One finding that surprises authors: telling users their exact current call count is a minor security finding. The safer pattern is to tell them how long to wait, not how many calls they've made. "Rate limit exceeded. Retry in 45s." is better than "18/20 calls used. Limit resets in 45s." — both inform the user appropriately, but the former doesn't let an adversary enumerate your headroom to time calls just under the limit.

Common mistakes

Global rate limit instead of per-session. A single global counter lets one active session crowd out all others. Always use a per-session key, even if the session concept in your framework is implicit.

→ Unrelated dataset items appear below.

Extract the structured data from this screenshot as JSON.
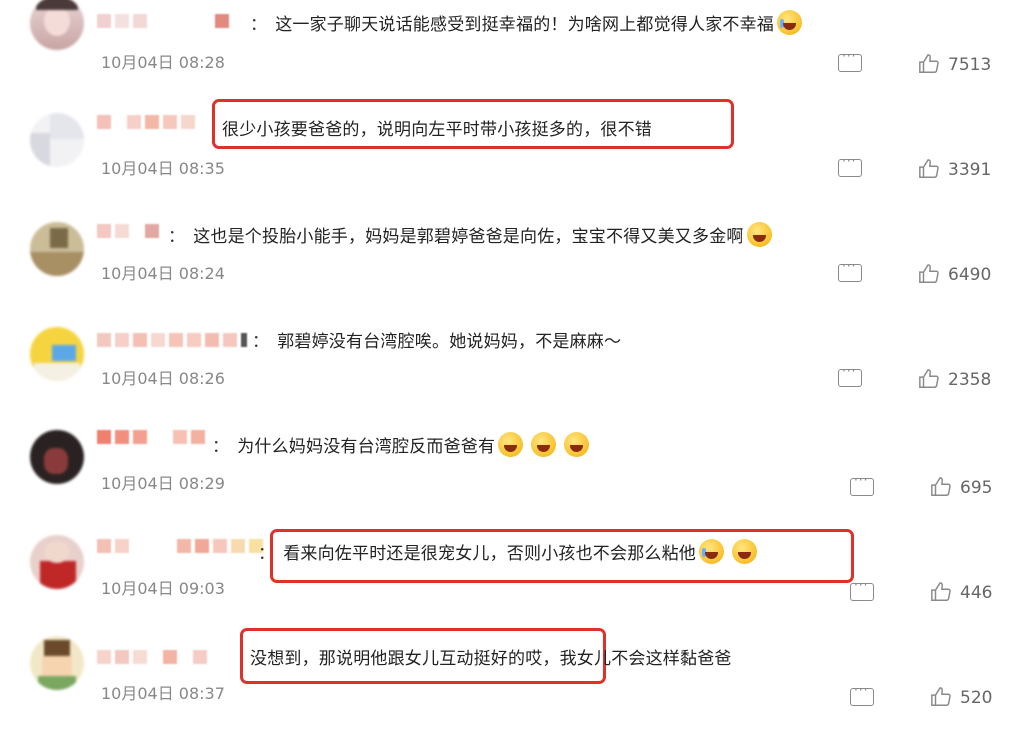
{
  "colors": {
    "highlight": "#e0302a",
    "meta_text": "#888888"
  },
  "icons": {
    "reply": "comment-icon",
    "like": "thumbs-up-icon",
    "emoji_cry": "crying-laugh-emoji",
    "emoji_laugh": "laughing-emoji",
    "emoji_pray": "praying-emoji"
  },
  "comments": [
    {
      "text": "这一家子聊天说话能感受到挺幸福的！为啥网上都觉得人家不幸福",
      "emoji": [
        "cry"
      ],
      "time": "10月04日 08:28",
      "likes": "7513"
    },
    {
      "text": "很少小孩要爸爸的，说明向左平时带小孩挺多的，很不错",
      "emoji": [],
      "time": "10月04日 08:35",
      "likes": "3391"
    },
    {
      "text": "这也是个投胎小能手，妈妈是郭碧婷爸爸是向佐，宝宝不得又美又多金啊",
      "emoji": [
        "pray"
      ],
      "time": "10月04日 08:24",
      "likes": "6490"
    },
    {
      "text": "郭碧婷没有台湾腔唉。她说妈妈，不是麻麻～",
      "emoji": [],
      "time": "10月04日 08:26",
      "likes": "2358"
    },
    {
      "text": "为什么妈妈没有台湾腔反而爸爸有",
      "emoji": [
        "laugh",
        "laugh",
        "laugh"
      ],
      "time": "10月04日 08:29",
      "likes": "695"
    },
    {
      "text": "看来向佐平时还是很宠女儿，否则小孩也不会那么粘他",
      "emoji": [
        "cry",
        "laugh"
      ],
      "time": "10月04日 09:03",
      "likes": "446"
    },
    {
      "text": "没想到，那说明他跟女儿互动挺好的哎，我女儿不会这样黏爸爸",
      "emoji": [],
      "time": "10月04日 08:37",
      "likes": "520"
    }
  ]
}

Rate limiting the wrong unit. Counting calls is obvious. But some tools should be limited by compute cost rather than call count — a tool that processes a 1MB file costs 1000× more than one that processes 1KB. For cost-proportional limiting, track processing time (the elapsed milliseconds of the handler) instead of or in addition to call count.

Not testing the retry path. Write a test that calls your tool 21 times in a loop and verify that: (1) calls 1–20 succeed, (2) call 21 returns a structured error with a retry_after_seconds field, and (3) after waiting that many seconds, call 22 succeeds. Most rate limiting bugs are in the retry path, not the counting path.

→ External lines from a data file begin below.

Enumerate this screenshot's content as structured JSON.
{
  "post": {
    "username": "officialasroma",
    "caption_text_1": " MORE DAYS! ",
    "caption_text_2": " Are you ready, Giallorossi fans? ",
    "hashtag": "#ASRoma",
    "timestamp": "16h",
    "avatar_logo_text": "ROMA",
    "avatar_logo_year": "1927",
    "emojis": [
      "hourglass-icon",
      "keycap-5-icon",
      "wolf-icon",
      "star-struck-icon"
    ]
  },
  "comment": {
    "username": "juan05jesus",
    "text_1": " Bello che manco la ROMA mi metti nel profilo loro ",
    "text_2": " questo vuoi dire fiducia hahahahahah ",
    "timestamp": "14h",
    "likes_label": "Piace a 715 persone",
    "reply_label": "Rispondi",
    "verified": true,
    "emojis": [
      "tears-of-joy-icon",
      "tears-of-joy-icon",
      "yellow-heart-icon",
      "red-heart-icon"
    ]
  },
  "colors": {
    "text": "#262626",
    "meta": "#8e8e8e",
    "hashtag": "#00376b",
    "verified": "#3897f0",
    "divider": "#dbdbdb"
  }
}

Forgetting that the LLM is the caller. Human users read your error message. The LLM processes it as structured input and may loop. If your error message says "try again soon," the model may interpret "soon" as "immediately." Be explicit with numbers. Consider returning a should_retry: false field in rate limit errors where you specifically want the LLM to surface the error to the user rather than retry autonomously.

Putting it together

For a new MCP server with no existing rate limiting:

  1. Add a sliding window limiter (20 calls per minute per session) to every tool handler.
  2. Wire evict(sessionId) into your session close hook.
  3. Return structured isError: true responses for rate limit hits with a retry_after_seconds field.
  4. Run a quick audit — SkillAudit's free tier will flag any patterns the static pass catches.

That's the baseline. Once you're shipping, instrument call rates per session and per tool. If you see legitimate users consistently hitting the limit, switch to token bucket to allow burst. If you see downstream API latency spikes correlating with call volume, layer in adaptive throttling on top.

Rate limiting is one of those controls that feels like yak shaving until the day a prompt injection attack sends your tool into a loop and burns through a month of API credits in an afternoon. The implementations above are each under 50 lines. Add them before you ship.